The nonwords filter replaces a nonword when it can find a suitable candidate, using the above measurements with moderately permissive thresholds. When it can’t find a suitable replacement, it drops the word.

This creates a corpus that is probably similar to the original intent where possible, but consisting only of recognized words. This sacrifices some accuracy in corpus representation (some of the “corrected” words will be wrong; perfectly valid proper nouns not in the dictionary are dropped). In exchange, it gains some accuracy (by correcting words correctly) and yields a radically smaller overall corpus vocabulary (by dropping or replacing nonwords), resulting in much faster neural net training with much lower memory requirements. This, in turn, facilitates experimenting with a wider variety of neural net hyperparameters.

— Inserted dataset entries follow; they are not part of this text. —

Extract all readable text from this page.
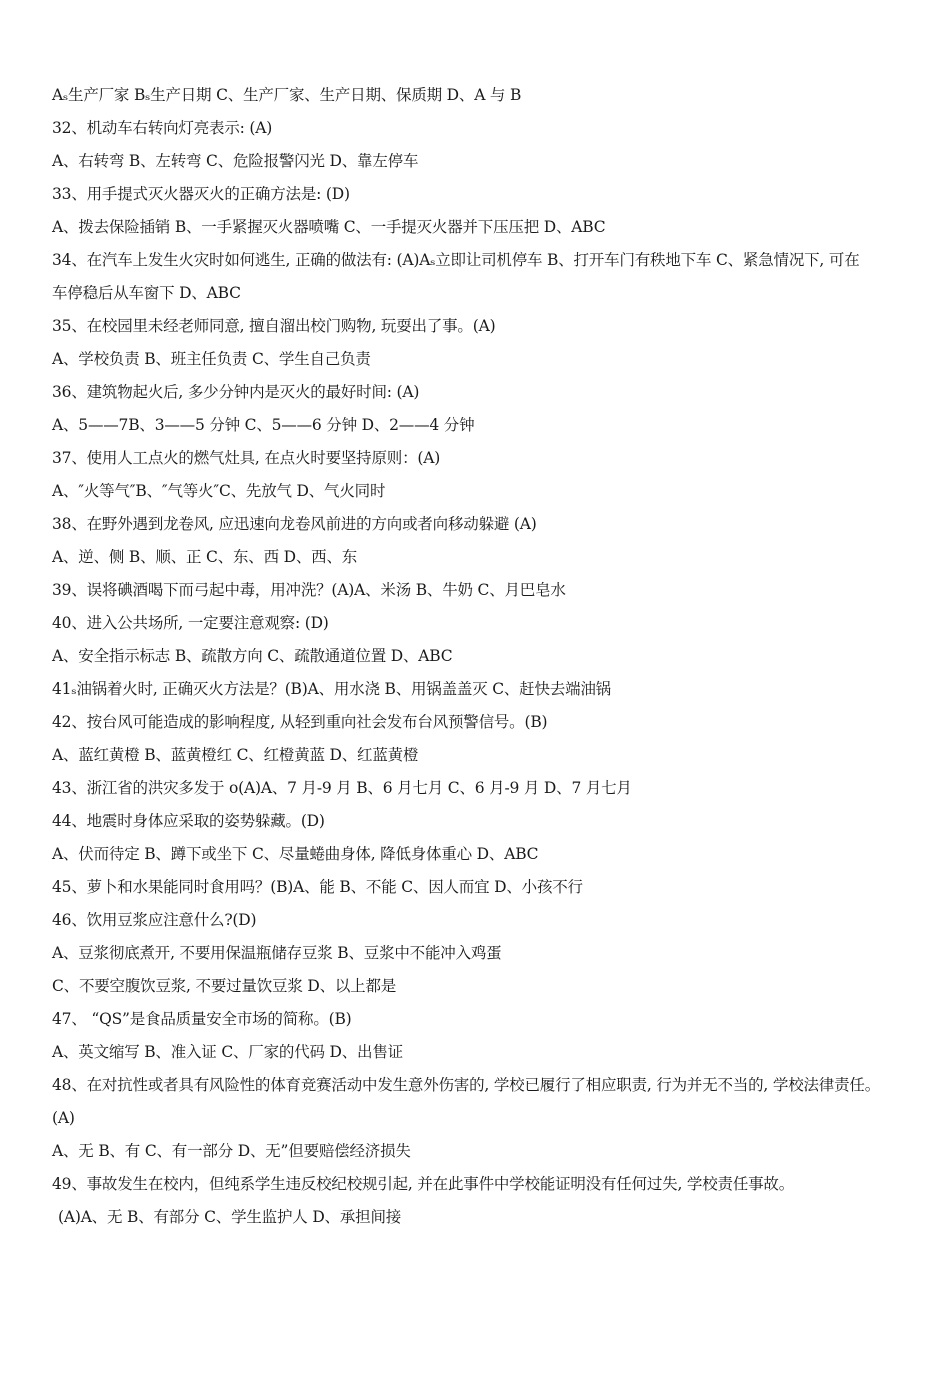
Aₛ生产厂家 Bₛ生产日期 C、生产厂家、生产日期、保质期 D、A 与 B
32、机动车右转向灯亮表示: (A)
A、右转弯 B、左转弯 C、危险报警闪光 D、靠左停车
33、用手提式灭火器灭火的正确方法是: (D)
A、拨去保险插销 B、一手紧握灭火器喷嘴 C、一手提灭火器并下压压把 D、ABC
34、在汽车上发生火灾时如何逃生, 正确的做法有: (A)Aₛ立即让司机停车 B、打开车门有秩地下车 C、紧急情况下, 可在
车停稳后从车窗下 D、ABC
35、在校园里未经老师同意, 擅自溜出校门购物, 玩耍出了事。(A)
A、学校负责 B、班主任负责 C、学生自己负责
36、建筑物起火后, 多少分钟内是灭火的最好时间: (A)
A、5——7B、3——5 分钟 C、5——6 分钟 D、2——4 分钟
37、使用人工点火的燃气灶具, 在点火时要坚持原则：(A)
A、″火等气″B、″气等火″C、先放气 D、气火同时
38、在野外遇到龙卷风, 应迅速向龙卷风前进的方向或者向移动躲避 (A)
A、逆、侧 B、顺、正 C、东、西 D、西、东
39、误将碘酒喝下而弓起中毒，用冲洗？(A)A、米汤 B、牛奶 C、月巴皂水
40、进入公共场所, 一定要注意观察: (D)
A、安全指示标志 B、疏散方向 C、疏散通道位置 D、ABC
41ₛ油锅着火时, 正确灭火方法是？(B)A、用水浇 B、用锅盖盖灭 C、赶快去端油锅
42、按台风可能造成的影响程度, 从轻到重向社会发布台风预警信号。(B)
A、蓝红黄橙 B、蓝黄橙红 C、红橙黄蓝 D、红蓝黄橙
43、浙江省的洪灾多发于 o(A)A、7 月-9 月 B、6 月七月 C、6 月-9 月 D、7 月七月
44、地震时身体应采取的姿势躲藏。(D)
A、伏而待定 B、蹲下或坐下 C、尽量蜷曲身体, 降低身体重心 D、ABC
45、萝卜和水果能同时食用吗？(B)A、能 B、不能 C、因人而宜 D、小孩不行
46、饮用豆浆应注意什么?(D)
A、豆浆彻底煮开, 不要用保温瓶储存豆浆 B、豆浆中不能冲入鸡蛋
C、不要空腹饮豆浆, 不要过量饮豆浆 D、以上都是
47、 “QS”是食品质量安全市场的简称。(B)
A、英文缩写 B、准入证 C、厂家的代码 D、出售证
48、在对抗性或者具有风险性的体育竞赛活动中发生意外伤害的, 学校已履行了相应职责, 行为并无不当的, 学校法律责任。
(A)
A、无 B、有 C、有一部分 D、无”但要赔偿经济损失
49、事故发生在校内，但纯系学生违反校纪校规引起, 并在此事件中学校能证明没有任何过失, 学校责任事故。
(A)A、无 B、有部分 C、学生监护人 D、承担间接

I postprocessed the entire corpus (remaining after the above filters) with this filter.

Locations

see the code

I also hypothesize that newspapers are quite likely to contain their own titles and locations throughout their text (as they comment on local news), and this will push the neural net toward clustering on those words and away from clustering on other concepts. That is, I’d prefer that elections-oriented content end up together across a variety of local elections than for local news on a variety of topics to end up together because it’s local.

Therefore I use Library of Congress metadata on titles and locations to remove matching words. This is an extremely incomplete filter since the filter considers documents one word at a time and many place names are two words (e.g. Des Moines, New Haven, Baton Rouge, Chester County).

Notes

Technically, it retains documents where at least 62.5% of a random sample of 400 words over a minimum length are in the dictionary. This produces very similar decisions to checking every word while taking radically less time to compute. ↩